Di tahun 2007, Prajogo mengakuisisi 70 persen saham perusahaan petrokimia, Chandra Asri.
Empat tahun kemudian, ia menyelesaikan merger dengan Tri Polyta Indonesia untuk menjadi produsen petrokimia terintegrasi terbesar di Indonesia.
Lalu, pada 2021, Thaioil mengakuisisi 15 persen saham Chandra Asri.
Sebagian besar harta Prajogo berasal dari meroketnya nilai kepemilikan sahamnya di perusahaan produsen energi panas bumi, Barito Renewable Energy - yang juga milik Prajogo.
Barito Renewable merupakan induk perusahaan Star Energy Geothermal Group, produsen panas bumi terbesar di Indonesia dengan kapasitas 886 megawatt.

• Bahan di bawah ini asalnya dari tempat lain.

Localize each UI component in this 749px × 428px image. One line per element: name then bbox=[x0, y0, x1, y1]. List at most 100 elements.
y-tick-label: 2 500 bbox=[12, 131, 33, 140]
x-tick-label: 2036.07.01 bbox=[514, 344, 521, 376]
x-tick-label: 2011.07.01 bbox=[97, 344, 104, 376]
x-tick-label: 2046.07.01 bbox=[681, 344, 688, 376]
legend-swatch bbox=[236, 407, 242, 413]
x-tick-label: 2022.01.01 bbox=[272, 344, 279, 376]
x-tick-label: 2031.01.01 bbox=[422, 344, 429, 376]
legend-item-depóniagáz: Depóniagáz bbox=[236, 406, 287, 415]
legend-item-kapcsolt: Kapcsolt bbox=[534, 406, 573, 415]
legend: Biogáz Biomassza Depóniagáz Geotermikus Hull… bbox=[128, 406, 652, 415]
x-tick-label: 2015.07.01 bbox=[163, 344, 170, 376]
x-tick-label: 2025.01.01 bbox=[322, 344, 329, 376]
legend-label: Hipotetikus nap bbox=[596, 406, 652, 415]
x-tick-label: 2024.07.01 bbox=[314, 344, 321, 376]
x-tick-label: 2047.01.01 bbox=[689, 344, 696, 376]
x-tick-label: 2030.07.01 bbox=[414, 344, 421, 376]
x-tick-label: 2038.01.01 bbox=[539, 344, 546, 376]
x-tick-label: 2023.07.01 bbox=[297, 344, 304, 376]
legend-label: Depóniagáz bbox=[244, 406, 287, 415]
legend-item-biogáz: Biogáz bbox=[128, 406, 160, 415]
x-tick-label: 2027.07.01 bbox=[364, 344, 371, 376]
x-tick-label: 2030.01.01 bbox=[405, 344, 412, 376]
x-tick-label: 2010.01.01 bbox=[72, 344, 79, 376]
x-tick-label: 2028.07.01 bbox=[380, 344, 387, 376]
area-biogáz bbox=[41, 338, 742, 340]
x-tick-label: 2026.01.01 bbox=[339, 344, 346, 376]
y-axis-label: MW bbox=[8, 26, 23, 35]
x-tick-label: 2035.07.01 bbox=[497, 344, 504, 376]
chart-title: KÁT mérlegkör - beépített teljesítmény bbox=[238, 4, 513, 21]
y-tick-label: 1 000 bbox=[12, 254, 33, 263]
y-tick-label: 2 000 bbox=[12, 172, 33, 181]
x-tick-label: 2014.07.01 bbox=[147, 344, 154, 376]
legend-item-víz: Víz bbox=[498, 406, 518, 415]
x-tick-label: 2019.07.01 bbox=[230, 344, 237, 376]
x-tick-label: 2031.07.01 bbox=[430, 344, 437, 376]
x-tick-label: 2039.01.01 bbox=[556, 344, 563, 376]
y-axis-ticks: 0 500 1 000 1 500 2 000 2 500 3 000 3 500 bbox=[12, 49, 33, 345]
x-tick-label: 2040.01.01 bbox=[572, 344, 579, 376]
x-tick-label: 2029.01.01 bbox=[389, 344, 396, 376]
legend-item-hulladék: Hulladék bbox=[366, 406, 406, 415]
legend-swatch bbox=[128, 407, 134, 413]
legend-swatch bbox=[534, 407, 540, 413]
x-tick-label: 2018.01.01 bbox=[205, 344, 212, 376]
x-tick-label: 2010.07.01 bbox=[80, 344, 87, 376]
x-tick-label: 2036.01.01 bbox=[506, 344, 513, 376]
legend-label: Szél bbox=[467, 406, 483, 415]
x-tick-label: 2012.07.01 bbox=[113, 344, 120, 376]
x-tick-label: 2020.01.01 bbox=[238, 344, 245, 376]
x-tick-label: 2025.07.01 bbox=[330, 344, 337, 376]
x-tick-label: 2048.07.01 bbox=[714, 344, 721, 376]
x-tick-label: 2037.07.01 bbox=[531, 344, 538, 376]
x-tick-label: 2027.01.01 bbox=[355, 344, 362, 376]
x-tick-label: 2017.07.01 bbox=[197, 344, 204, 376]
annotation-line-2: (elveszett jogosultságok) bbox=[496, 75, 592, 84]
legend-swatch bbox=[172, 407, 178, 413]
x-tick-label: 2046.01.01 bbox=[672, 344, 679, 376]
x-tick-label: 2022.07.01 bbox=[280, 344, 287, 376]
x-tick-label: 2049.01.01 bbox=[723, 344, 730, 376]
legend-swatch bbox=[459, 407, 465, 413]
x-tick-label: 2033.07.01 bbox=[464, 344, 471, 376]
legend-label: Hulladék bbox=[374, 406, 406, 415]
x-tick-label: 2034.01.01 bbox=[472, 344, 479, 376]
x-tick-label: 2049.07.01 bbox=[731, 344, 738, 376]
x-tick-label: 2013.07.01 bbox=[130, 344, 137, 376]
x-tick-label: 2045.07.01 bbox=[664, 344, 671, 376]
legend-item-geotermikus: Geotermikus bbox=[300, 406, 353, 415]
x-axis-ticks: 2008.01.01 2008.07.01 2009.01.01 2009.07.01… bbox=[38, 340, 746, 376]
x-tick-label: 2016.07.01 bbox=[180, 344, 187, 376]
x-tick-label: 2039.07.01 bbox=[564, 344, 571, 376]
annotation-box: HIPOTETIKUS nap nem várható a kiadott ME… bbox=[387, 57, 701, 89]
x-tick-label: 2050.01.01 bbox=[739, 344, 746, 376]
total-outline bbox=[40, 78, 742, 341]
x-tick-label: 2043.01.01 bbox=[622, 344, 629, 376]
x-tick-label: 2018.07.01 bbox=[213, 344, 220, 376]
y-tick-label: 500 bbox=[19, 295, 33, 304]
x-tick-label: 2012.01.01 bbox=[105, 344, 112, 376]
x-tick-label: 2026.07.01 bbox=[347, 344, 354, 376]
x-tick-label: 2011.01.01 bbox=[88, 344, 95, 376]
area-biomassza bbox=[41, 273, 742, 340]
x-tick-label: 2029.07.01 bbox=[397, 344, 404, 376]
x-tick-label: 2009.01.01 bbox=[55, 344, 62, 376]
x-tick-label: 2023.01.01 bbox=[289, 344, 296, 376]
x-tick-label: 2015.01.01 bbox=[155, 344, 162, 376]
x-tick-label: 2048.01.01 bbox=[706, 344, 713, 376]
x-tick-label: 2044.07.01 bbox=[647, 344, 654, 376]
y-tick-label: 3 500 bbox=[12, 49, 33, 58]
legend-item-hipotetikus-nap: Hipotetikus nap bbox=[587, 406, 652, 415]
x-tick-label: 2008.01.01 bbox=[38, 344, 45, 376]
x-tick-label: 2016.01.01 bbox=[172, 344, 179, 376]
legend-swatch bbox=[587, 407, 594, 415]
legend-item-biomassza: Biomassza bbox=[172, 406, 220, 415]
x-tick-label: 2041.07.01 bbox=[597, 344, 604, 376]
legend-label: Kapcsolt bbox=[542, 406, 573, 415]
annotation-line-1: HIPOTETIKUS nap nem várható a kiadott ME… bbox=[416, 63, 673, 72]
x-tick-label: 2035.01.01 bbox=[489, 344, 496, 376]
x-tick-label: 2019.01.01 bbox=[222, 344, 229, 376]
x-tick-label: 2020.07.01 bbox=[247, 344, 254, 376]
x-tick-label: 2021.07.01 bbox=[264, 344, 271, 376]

Star Energy mengoperasikan tiga proyek pembangkit listrik tenaga panas bumi yang terletak di Jawa Barat.
Perusahaan ini juga memiliki izin untuk melakukan eksplorasi di beberapa bagian Maluku Utara dan Lampung.
Diketahui, Green Era, kantor keluarga Prajogo yang berbasis di Singapura, mengambil alih Star Energy, dengan mengakuisisi sepertiga saham BCPG Thailand senilai 440 juta dolar AS (Rp6,8 triliun).

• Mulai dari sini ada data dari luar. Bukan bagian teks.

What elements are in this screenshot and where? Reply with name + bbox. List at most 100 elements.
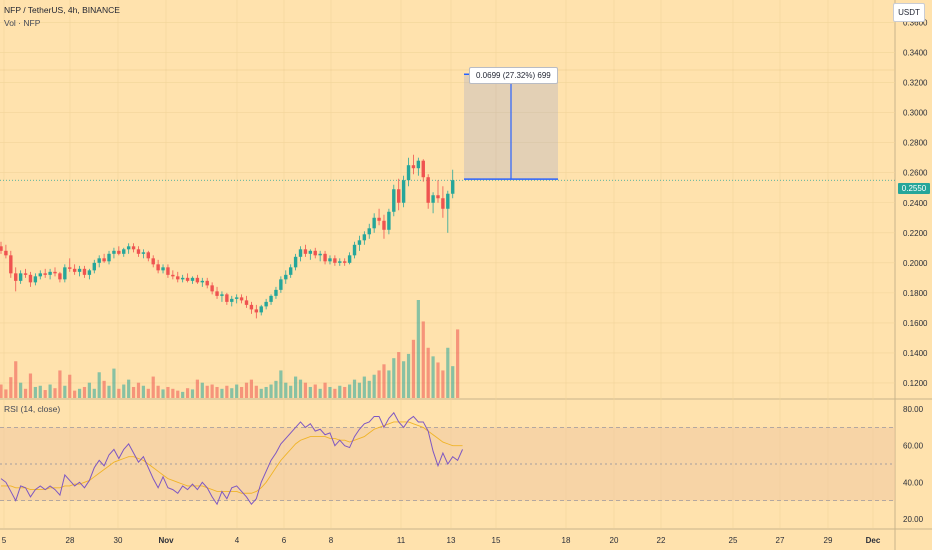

Sisa sahamnya sudah dipegang oleh Barito Pacific, perusahaan induk yang terdaftar dimana Prajogo memiliki saham mayoritas.
Prajogo diketahui sudah mempersiapkan generasi penerus untuk menggantikannya.
Anak sulungnya, Agus Salim, bekerja bersamanya sebagai presiden direktur Barito Pacific.
Putrinya, Nancy Pangestu Tabardel, mengelola kantor keluarga serta Green Era, di Singapura.
Sementara, putra bungsu Prajogo, Baritono, menjabat sebagai wakil presiden direktur komersial Chandra Asri.
Selama kariernya sebagai pengusaha, Prajogo pernah dianugerahi Bintang Jasa Utama oleh Presiden Joko Widodo (Jokowi) pada 2019 silam.
Berikut riwayat karier Prajogo Pangestu, dikutip dari situs resmi Barito Pacific:
- Komisaris Utama PT Tri Polyta Indonesia Tbk (1999-2010);
- Anggota Dewan Komisaris PT Astra International Tbk (1993-1998);
- Presiden Direktur PT Chandra Asri (1990-1999);
- Direktur Djajanti Timber Group (1969-1976);
- Presiden Direktur Perseroan (1997-1993).